NIC.br

Ir para o conteúdo
27 ABR 2007

CERT.br: Raio X da segurança na internet brasileira






Veículo: TI Brasil Intelligence
Data: 27/04/2007
Assunto: Segurança

Esta é a primeira de uma série de entrevistas em que um CIO ou CSO entrevista outro. Abrindo a série Carlos Taninaka, do HSBC Bank, eleito em 2006 para A Nata dos Profissionais de Segurança da Informação entrevista Cristine Hoepers , eleita em 2005 e 2006 como um dos profissionais para a Nata dos Profissionais de Segurança da Informação pela contribuição à segurança da informação no Brasil, pelo trabalho desenvolvido junto ao Cert.br.
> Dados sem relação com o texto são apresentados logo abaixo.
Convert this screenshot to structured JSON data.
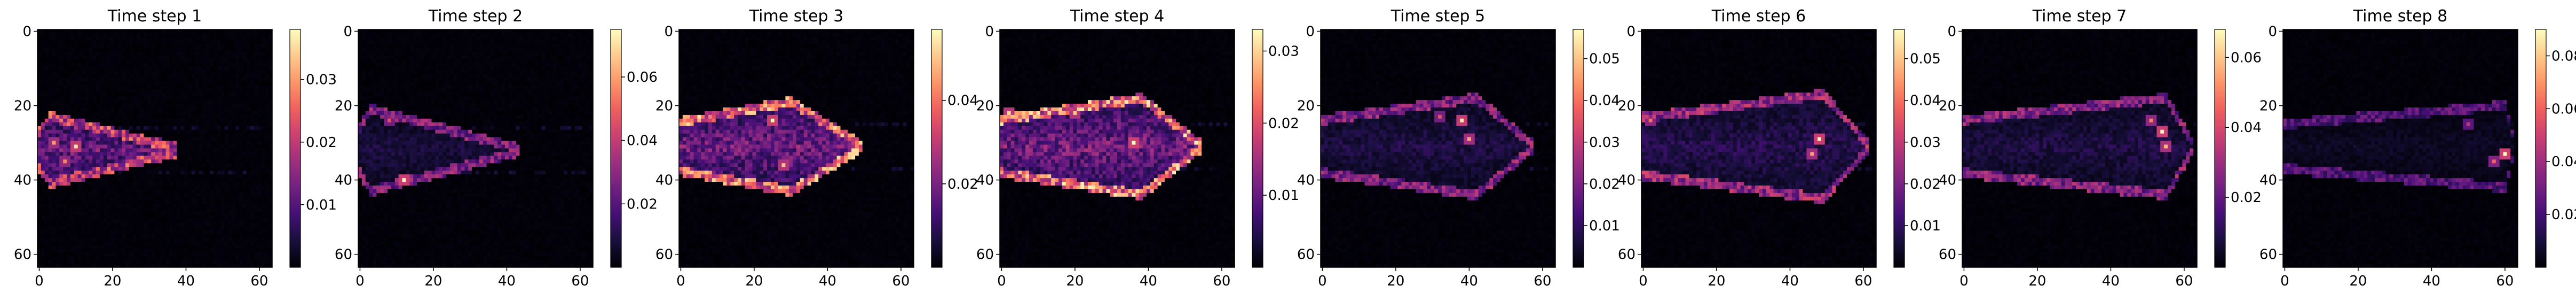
{
  "colormap": "magma",
  "colormap_stops": [
    "#000004",
    "#180f3d",
    "#440f76",
    "#721f81",
    "#9e2f7f",
    "#cd4071",
    "#f1605d",
    "#fd9668",
    "#feca8d",
    "#fcfdbf"
  ],
  "chart_data": [
    {
      "type": "heatmap",
      "title": "Time step 1",
      "xlim": [
        0,
        63
      ],
      "ylim": [
        63,
        0
      ],
      "x_ticks": [
        "0",
        "20",
        "40",
        "60"
      ],
      "y_ticks": [
        "0",
        "20",
        "40",
        "60"
      ],
      "colorbar": {
        "min": 0.0,
        "max": 0.038,
        "ticks": [
          0.01,
          0.02,
          0.03
        ],
        "tick_labels": [
          "0.01",
          "0.02",
          "0.03"
        ]
      },
      "plume": {
        "head_x": 3,
        "tail_x": 40,
        "center_y": 32,
        "half_height": 9,
        "edge_value": 0.024,
        "core_value": 0.017,
        "hot_spots": [
          [
            10,
            31,
            0.036
          ],
          [
            4,
            30,
            0.03
          ],
          [
            7,
            35,
            0.028
          ]
        ]
      }
    },
    {
      "type": "heatmap",
      "title": "Time step 2",
      "xlim": [
        0,
        63
      ],
      "ylim": [
        63,
        0
      ],
      "x_ticks": [
        "0",
        "20",
        "40",
        "60"
      ],
      "y_ticks": [
        "0",
        "20",
        "40",
        "60"
      ],
      "colorbar": {
        "min": 0.0,
        "max": 0.075,
        "ticks": [
          0.02,
          0.04,
          0.06
        ],
        "tick_labels": [
          "0.02",
          "0.04",
          "0.06"
        ]
      },
      "plume": {
        "head_x": 3,
        "tail_x": 45,
        "center_y": 32,
        "half_height": 11,
        "edge_value": 0.032,
        "core_value": 0.012,
        "hot_spots": [
          [
            12,
            40,
            0.074
          ],
          [
            8,
            24,
            0.045
          ]
        ]
      }
    },
    {
      "type": "heatmap",
      "title": "Time step 3",
      "xlim": [
        0,
        63
      ],
      "ylim": [
        63,
        0
      ],
      "x_ticks": [
        "0",
        "20",
        "40",
        "60"
      ],
      "y_ticks": [
        "0",
        "20",
        "40",
        "60"
      ],
      "colorbar": {
        "min": 0.0,
        "max": 0.057,
        "ticks": [
          0.02,
          0.04
        ],
        "tick_labels": [
          "0.02",
          "0.04"
        ]
      },
      "plume": {
        "head_x": 30,
        "tail_x": 50,
        "center_y": 31,
        "half_height": 12,
        "edge_value": 0.045,
        "core_value": 0.027,
        "hot_spots": [
          [
            25,
            24,
            0.056
          ],
          [
            28,
            36,
            0.05
          ]
        ]
      }
    },
    {
      "type": "heatmap",
      "title": "Time step 4",
      "xlim": [
        0,
        63
      ],
      "ylim": [
        63,
        0
      ],
      "x_ticks": [
        "0",
        "20",
        "40",
        "60"
      ],
      "y_ticks": [
        "0",
        "20",
        "40",
        "60"
      ],
      "colorbar": {
        "min": 0.0,
        "max": 0.033,
        "ticks": [
          0.01,
          0.02,
          0.03
        ],
        "tick_labels": [
          "0.01",
          "0.02",
          "0.03"
        ]
      },
      "plume": {
        "head_x": 38,
        "tail_x": 55,
        "center_y": 31,
        "half_height": 13,
        "edge_value": 0.027,
        "core_value": 0.016,
        "hot_spots": [
          [
            36,
            30,
            0.033
          ],
          [
            2,
            22,
            0.03
          ],
          [
            20,
            22,
            0.029
          ]
        ]
      }
    },
    {
      "type": "heatmap",
      "title": "Time step 5",
      "xlim": [
        0,
        63
      ],
      "ylim": [
        63,
        0
      ],
      "x_ticks": [
        "0",
        "20",
        "40",
        "60"
      ],
      "y_ticks": [
        "0",
        "20",
        "40",
        "60"
      ],
      "colorbar": {
        "min": 0.0,
        "max": 0.057,
        "ticks": [
          0.01,
          0.02,
          0.03,
          0.04,
          0.05
        ],
        "tick_labels": [
          "0.01",
          "0.02",
          "0.03",
          "0.04",
          "0.05"
        ]
      },
      "plume": {
        "head_x": 42,
        "tail_x": 58,
        "center_y": 31,
        "half_height": 13,
        "edge_value": 0.025,
        "core_value": 0.01,
        "hot_spots": [
          [
            38,
            24,
            0.055
          ],
          [
            40,
            29,
            0.046
          ],
          [
            32,
            23,
            0.035
          ]
        ]
      }
    },
    {
      "type": "heatmap",
      "title": "Time step 6",
      "xlim": [
        0,
        63
      ],
      "ylim": [
        63,
        0
      ],
      "x_ticks": [
        "0",
        "20",
        "40",
        "60"
      ],
      "y_ticks": [
        "0",
        "20",
        "40",
        "60"
      ],
      "colorbar": {
        "min": 0.0,
        "max": 0.057,
        "ticks": [
          0.01,
          0.02,
          0.03,
          0.04,
          0.05
        ],
        "tick_labels": [
          "0.01",
          "0.02",
          "0.03",
          "0.04",
          "0.05"
        ]
      },
      "plume": {
        "head_x": 49,
        "tail_x": 62,
        "center_y": 31,
        "half_height": 14,
        "edge_value": 0.028,
        "core_value": 0.012,
        "hot_spots": [
          [
            48,
            29,
            0.056
          ],
          [
            46,
            33,
            0.045
          ],
          [
            2,
            24,
            0.04
          ]
        ]
      }
    },
    {
      "type": "heatmap",
      "title": "Time step 7",
      "xlim": [
        0,
        63
      ],
      "ylim": [
        63,
        0
      ],
      "x_ticks": [
        "0",
        "20",
        "40",
        "60"
      ],
      "y_ticks": [
        "0",
        "20",
        "40",
        "60"
      ],
      "colorbar": {
        "min": 0.0,
        "max": 0.068,
        "ticks": [
          0.02,
          0.04,
          0.06
        ],
        "tick_labels": [
          "0.02",
          "0.04",
          "0.06"
        ]
      },
      "plume": {
        "head_x": 55,
        "tail_x": 63,
        "center_y": 31,
        "half_height": 13,
        "edge_value": 0.03,
        "core_value": 0.012,
        "hot_spots": [
          [
            54,
            27,
            0.067
          ],
          [
            55,
            31,
            0.058
          ],
          [
            51,
            24,
            0.05
          ]
        ]
      }
    },
    {
      "type": "heatmap",
      "title": "Time step 8",
      "xlim": [
        0,
        63
      ],
      "ylim": [
        63,
        0
      ],
      "x_ticks": [
        "0",
        "20",
        "40",
        "60"
      ],
      "y_ticks": [
        "0",
        "20",
        "40",
        "60"
      ],
      "colorbar": {
        "min": 0.0,
        "max": 0.09,
        "ticks": [
          0.02,
          0.04,
          0.06,
          0.08
        ],
        "tick_labels": [
          "0.02",
          "0.04",
          "0.06",
          "0.08"
        ]
      },
      "plume": {
        "head_x": 60,
        "tail_x": 63,
        "center_y": 31,
        "half_height": 11,
        "edge_value": 0.028,
        "core_value": 0.008,
        "hot_spots": [
          [
            60,
            33,
            0.09
          ],
          [
            57,
            35,
            0.06
          ],
          [
            50,
            25,
            0.045
          ]
        ]
      }
    }
  ]
}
Esta série segue a mesma linha iniciada com as entrevistas da SecurityInfos Dados a Salvo de Tragédias realizadas com a particpação de especialistas e consultores de segurança da informação que tem resultado em entrevistas de um alto nível aalém de ajudar em uma integração maior entre os profissionais de nossa comunidade de segurança da informação.

Entrevista realizada por Diter Stein da TI Brasil Intelligence e Carlos Taninaka IT Security HSBC Bank

SecurityInfosDados a Salvo de Tragédias: quais são as pesquisas e serviços realizados pelo CERT.br e como foi seu desenvolvimento?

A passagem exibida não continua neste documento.